Every layer is regularized with BatchNormalization
and uses ReLU activation. The feature maps can be doubled as I reduce the dimensions by half with a max pooling layer.
Finally, as with typical simple CNNs the image goes through a couple of dense layers before being output using the softmax activation.
This simple CNN is likely most similar to AlexNet, which is a rather old model.
Transfer learning
For more complex models though, you can take a pretrained model without its final dense layers (i.e. only the convolutional layers), add your own dense layers and train it on your own data.
In the example, I used the Xception model available on Keras and trained it on the tf_flowers
dataset.
It is important to note that, for importing the model without the top dense layer, include_top=False
. The pretrained models from Keras were trained on the ImageNet dataset (more info available here).
Also note, I used the Keras ImageDataGenerator
class to create batches of training data, although it was largely moot here because the dataset isn’t that large (it was only to try it out). The Keras fit
function now takes generators as well, since the original fit_generator
function is deprecated as of TF 2.1.0+ (or something like that)

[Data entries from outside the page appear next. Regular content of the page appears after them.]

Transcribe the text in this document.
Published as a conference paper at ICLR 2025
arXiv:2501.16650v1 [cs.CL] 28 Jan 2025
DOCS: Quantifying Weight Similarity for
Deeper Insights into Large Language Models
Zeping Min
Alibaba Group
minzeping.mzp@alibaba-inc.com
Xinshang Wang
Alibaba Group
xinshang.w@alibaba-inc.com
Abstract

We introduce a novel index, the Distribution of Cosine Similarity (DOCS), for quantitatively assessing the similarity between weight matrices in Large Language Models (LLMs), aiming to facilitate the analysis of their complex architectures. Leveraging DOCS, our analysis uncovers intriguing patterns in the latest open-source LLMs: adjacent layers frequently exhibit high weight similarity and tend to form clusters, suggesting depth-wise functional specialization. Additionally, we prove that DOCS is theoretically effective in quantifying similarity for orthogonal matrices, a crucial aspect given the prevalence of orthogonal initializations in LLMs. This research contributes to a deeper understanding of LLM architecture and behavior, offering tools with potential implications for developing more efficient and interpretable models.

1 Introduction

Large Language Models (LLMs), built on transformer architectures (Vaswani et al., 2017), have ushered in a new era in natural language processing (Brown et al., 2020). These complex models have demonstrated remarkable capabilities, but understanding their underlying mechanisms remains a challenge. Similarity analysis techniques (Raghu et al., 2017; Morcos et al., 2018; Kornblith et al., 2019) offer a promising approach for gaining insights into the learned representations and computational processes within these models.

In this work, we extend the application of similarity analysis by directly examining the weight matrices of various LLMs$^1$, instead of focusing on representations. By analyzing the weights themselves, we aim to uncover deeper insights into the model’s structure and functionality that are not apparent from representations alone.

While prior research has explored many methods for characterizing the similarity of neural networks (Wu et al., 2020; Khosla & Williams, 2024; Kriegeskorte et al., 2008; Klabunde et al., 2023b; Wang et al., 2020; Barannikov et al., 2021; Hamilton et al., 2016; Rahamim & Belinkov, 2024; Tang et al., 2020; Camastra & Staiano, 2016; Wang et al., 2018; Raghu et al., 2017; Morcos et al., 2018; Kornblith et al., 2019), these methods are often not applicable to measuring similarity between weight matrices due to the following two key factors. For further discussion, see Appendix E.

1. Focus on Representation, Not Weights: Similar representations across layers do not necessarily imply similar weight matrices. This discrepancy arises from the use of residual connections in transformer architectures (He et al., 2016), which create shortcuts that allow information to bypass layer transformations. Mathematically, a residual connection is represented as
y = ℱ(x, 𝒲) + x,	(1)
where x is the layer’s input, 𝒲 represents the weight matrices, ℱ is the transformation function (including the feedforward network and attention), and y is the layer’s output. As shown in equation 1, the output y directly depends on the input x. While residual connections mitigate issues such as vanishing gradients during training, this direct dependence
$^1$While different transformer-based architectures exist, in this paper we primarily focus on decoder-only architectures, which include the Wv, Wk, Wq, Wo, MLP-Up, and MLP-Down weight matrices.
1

The Xception model uses several different techniques to improve performance, including residual blocks and, instead of inception modules from GoogleNet, depthwise separable convolution layer (which models spatial patterns and cross-channel patterns separately). I might go into a short post about the residual blocks (and ResNet, where they are from), especially since it’s not too complicated to understand and implement.
From here, there’s also the topic of semantic segmentation and object detection, of which I will look into some models more. The book I referenced and mentioned in at the very top doesn’t go into too much detail on this, so I’ll try looking into models like YOLOv3 and Fast-RCNN, both of which do object detection quite well.